Prozac : Fin d’un monopole
20 septembre
2001
2001
restera à n’en pas douter dans les annales d’Eli Lilly au moins
pour deux raisons. La première c’est que le laboratoire américain,
fondé par un colonel à Indianapolis en 1876, souffle ses 125 bougies
cette année. La seconde fait moins sourire chez Eli Lilly puisque
le 2 août 2001, son médicament vedette, le Prozac, est tombé dans
le domaine public.
Après
une bataille juridique de près de 5 ans, la Cour d’appel de Washington
a finalement décider en août de rejeter la demande de prolongation
jusqu’en 2003 du brevet de l’anti-dépresseur le plus vendu au monde.
Le laboratoire
Barr qui était à l’origine de la procédure judiciaire initiée
par Eli Lilly s’est empressé d’annoncer la commercialisation d’une
version générique du Prozac dans sa version 20 mg, la plus populaire (celle-ci
représenterait 2,2 des 2,7 milliards de dollars de ventes annuelles
du Prozac, dont 85 % se font aux Etats-Unis). Quatre autres
laboratoires ont également reçu le feu vert (lire
notre brève).
Une
course contre la montre
"C’est
un grand jour" claironnait Bruce L. Downey, le PDG des Laboratoires
Barr, dans un communiqué de presse. Depuis février l’usine de Barr
à Forest, en Virginie, tournait dix heures par jour, six jours par
semaine pour fabriquer les 150 millions de gélules de fluoxetine.
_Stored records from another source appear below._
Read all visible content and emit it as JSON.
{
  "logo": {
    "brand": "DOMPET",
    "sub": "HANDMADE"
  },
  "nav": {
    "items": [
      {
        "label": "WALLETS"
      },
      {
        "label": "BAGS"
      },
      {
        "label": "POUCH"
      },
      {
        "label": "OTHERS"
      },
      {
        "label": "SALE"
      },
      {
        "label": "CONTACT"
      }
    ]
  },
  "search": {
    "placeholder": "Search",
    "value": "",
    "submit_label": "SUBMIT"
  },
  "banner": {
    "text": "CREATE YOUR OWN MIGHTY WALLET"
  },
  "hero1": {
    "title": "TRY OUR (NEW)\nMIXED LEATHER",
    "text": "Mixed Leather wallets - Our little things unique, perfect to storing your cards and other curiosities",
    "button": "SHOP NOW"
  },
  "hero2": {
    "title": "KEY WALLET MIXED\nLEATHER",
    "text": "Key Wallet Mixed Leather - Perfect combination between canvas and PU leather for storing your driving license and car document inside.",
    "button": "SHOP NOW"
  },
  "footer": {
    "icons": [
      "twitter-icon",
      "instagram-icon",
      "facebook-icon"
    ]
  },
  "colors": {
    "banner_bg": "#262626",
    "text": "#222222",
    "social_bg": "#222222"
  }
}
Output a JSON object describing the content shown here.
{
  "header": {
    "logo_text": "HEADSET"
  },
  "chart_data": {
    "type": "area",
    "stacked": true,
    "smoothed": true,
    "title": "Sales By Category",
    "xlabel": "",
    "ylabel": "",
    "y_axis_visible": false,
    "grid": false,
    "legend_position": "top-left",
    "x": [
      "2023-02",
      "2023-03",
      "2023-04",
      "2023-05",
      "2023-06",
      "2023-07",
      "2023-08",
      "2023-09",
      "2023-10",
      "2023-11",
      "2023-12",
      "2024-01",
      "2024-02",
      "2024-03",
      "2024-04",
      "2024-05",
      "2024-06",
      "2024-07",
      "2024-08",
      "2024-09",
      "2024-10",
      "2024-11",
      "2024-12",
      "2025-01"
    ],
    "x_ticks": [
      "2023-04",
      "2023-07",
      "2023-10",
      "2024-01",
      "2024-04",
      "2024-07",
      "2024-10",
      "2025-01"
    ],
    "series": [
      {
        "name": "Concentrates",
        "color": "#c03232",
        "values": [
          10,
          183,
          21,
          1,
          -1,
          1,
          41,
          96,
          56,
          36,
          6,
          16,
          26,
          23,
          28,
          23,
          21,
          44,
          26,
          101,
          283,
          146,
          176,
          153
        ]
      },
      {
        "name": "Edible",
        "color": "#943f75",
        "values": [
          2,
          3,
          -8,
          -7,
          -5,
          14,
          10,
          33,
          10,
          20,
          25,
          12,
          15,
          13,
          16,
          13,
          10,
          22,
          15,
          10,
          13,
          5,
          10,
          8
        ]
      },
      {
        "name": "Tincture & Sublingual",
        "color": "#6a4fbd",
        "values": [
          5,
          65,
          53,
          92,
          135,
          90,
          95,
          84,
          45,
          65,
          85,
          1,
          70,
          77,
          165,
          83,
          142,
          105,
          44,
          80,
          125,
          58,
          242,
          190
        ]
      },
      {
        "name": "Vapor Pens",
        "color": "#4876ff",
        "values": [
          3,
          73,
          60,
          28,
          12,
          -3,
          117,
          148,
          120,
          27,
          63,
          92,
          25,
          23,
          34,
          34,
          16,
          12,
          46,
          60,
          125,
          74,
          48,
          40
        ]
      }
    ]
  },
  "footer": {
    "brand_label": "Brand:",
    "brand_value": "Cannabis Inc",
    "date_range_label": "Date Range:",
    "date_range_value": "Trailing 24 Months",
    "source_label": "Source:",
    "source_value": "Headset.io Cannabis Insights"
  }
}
L’événement était attendu depuis de longs mois, le brevet avait
en fait expiré le 2 février mais la FDA avait étendu pour six mois
supplémentaires en raison des recherches de Lilly sur une forme
pédiatrique du Prozac. Trois après que le jugement ait été rendu,
les premières gélules étaient disponibles dans les officines. Barr
s‘est engagé dans une course contre la montre puisqu’il dispose
de 6 mois d’exclusivité d’exploitation du générique avant que d’autres
puissent à leur tour s’attaquer au marché.
L’enjeu
industriel est de taille : le blockbuster représente un quart
du chiffre d’affaire d’Eli Lilly. Depuis sa mise sur le marché en
1986, près de 40 millions de personnes dans le monde ont été
traitées par ce médicament. Les analystes estiment que le laboratoire
Barr pourrait augmenter son chiffre d’affaires de 270 millions
de dollars dans les 12 prochains mois grâce à sa version du
Prozac. Bruce Downey qui s’était donné pour objectif de capter 80 %
du marché du Prozac au cours des 6 premiers mois en proposant
des prix inférieurs de 30 % pour 2,5 dollars le cachet de 20
mg, semble être en passe de réussir le "hold up du siècle".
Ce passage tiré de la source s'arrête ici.